There is then a set with just one value, and this corresponds to the Haskell type (). The single value that lives in the () space is also named () (Haskell often does this “pun” where values and their types share a name, which can be quite confusing if you’re not used to it). So we can write () :: ().

Things get more interesting when we turn to operations on sets. The cartesian product takes two sets a and b, and returns a x b, the set of all pairs with the left element from a and the right element from b. In Haskell, there is a corresponding notion. Given two types a and b, we have a type (a, b). For a concrete example, take the types Int and Bool. We then have a type (Int, Bool) and indeed, we have e.g. (5, True) :: (Int, Bool). In other words, (Int, Bool) is the type of pairs of an Int on the left and a Bool on the right.

Similarly for sets, there is an operation called disjoint union, which takes two sets and gives you the set containing the elements from both. In Haskell the corresponding notion, for two types a and b is Either a b. So for example, Either Int Bool contains all the elements from Int and also all the elements from Bool. For instance Right True :: Either Int Bool, and Left 5 :: Either Int Bool.

Finally, there is the set of functions from a set a to a set b. Naturally in Haskell that corresponds to the type a -> b.

OK, now for the arithmetic part. Let’s count the number of elements in various types.

size(Void) : 0
size( () ) : 1
size( (a,b) ) = size(a) * size(b)
size( Either a b ) = size( a ) + size (b).
size ( a -> b ) = size ( a) ^ size ( b )

If two types have the same size, they are isomorphic (i.e. they are basically the same, because we can map back and forth between them without losing information) so the above is often useful. For example, size(Either () a ) = 1 + size(a) = size(Maybe a), so Either () a is isomorphic to Maybe a.

1 Like

– Better - thank you!

See what you are saying. Not sure yet how the arithmetic part will help me understand types other than seeing the number of possibilities.

I’m wondering why getAny is always false? Any is new to me.

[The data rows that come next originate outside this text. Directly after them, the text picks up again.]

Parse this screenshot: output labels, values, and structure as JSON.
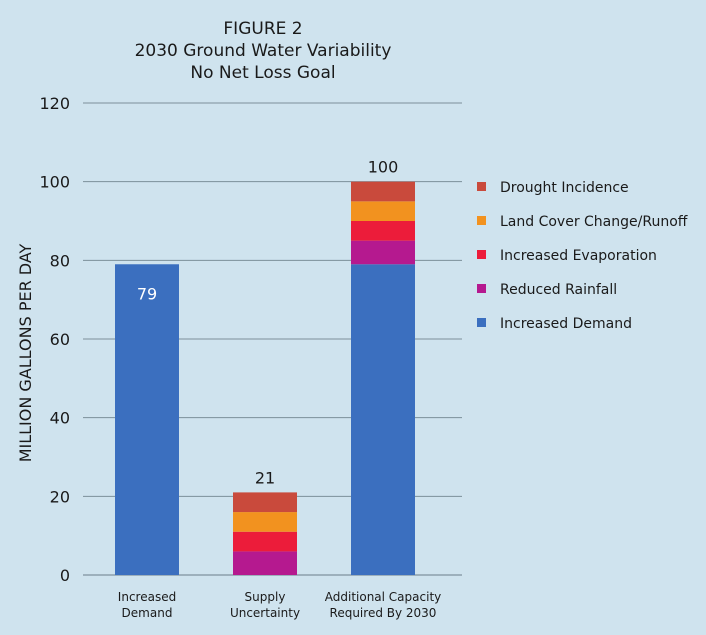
{
  "chart_data": {
    "type": "bar",
    "stacked": true,
    "title": [
      "FIGURE 2",
      "2030 Ground Water Variability",
      "No Net Loss Goal"
    ],
    "ylabel": "MILLION GALLONS PER DAY",
    "xlabel": "",
    "ylim": [
      0,
      120
    ],
    "yticks": [
      0,
      20,
      40,
      60,
      80,
      100,
      120
    ],
    "grid": true,
    "legend_position": "right",
    "categories": [
      [
        "Increased",
        "Demand"
      ],
      [
        "Supply",
        "Uncertainty"
      ],
      [
        "Additional Capacity",
        "Required By 2030"
      ]
    ],
    "series": [
      {
        "name": "Increased Demand",
        "color": "#3b6fbf",
        "values": [
          79,
          0,
          79
        ]
      },
      {
        "name": "Reduced Rainfall",
        "color": "#b5198f",
        "values": [
          0,
          6,
          6
        ]
      },
      {
        "name": "Increased Evaporation",
        "color": "#ec1c3a",
        "values": [
          0,
          5,
          5
        ]
      },
      {
        "name": "Land Cover Change/Runoff",
        "color": "#f2921f",
        "values": [
          0,
          5,
          5
        ]
      },
      {
        "name": "Drought Incidence",
        "color": "#c94a3c",
        "values": [
          0,
          5,
          5
        ]
      }
    ],
    "bar_labels": [
      {
        "category_index": 0,
        "text": "79",
        "placement": "inside"
      },
      {
        "category_index": 1,
        "text": "21",
        "placement": "above"
      },
      {
        "category_index": 2,
        "text": "100",
        "placement": "above"
      }
    ],
    "legend_order": [
      4,
      3,
      2,
      1,
      0
    ]
  }
}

Here there is mempty for “abc” which is [] and I guess that is False since it isn’t True

> (mempty :: String -> Any) "abc" 
Any {getAny = False} 

But I don’t think there is mempty for Bool

> (mempty :: Bool -> Any) True
Any {getAny = False}

… or for Int

> (mempty :: Int -> Any) 123
Any {getAny = False}

In your examples, you are giving mempty an argument, but I think this might be a confusion. If there were a mempty instance for Bool, it would have type Bool, not type Bool -> Any. Try typing:

mempty :: Bool

and you’ll get No instance for (Monoid Bool), which confirms your suspicion that Bool doesn’t have a Monoid instance.

Now try

import Data.Monoid

mempty :: Any

you’ll get Any {getAny = False}, because this is the definition of mempty supplied by the Monoid instance for the type Any.

tldr: for a Monoid instance of some type a, mempty is of type a, so in general it isn’t a function, unless a is a function type.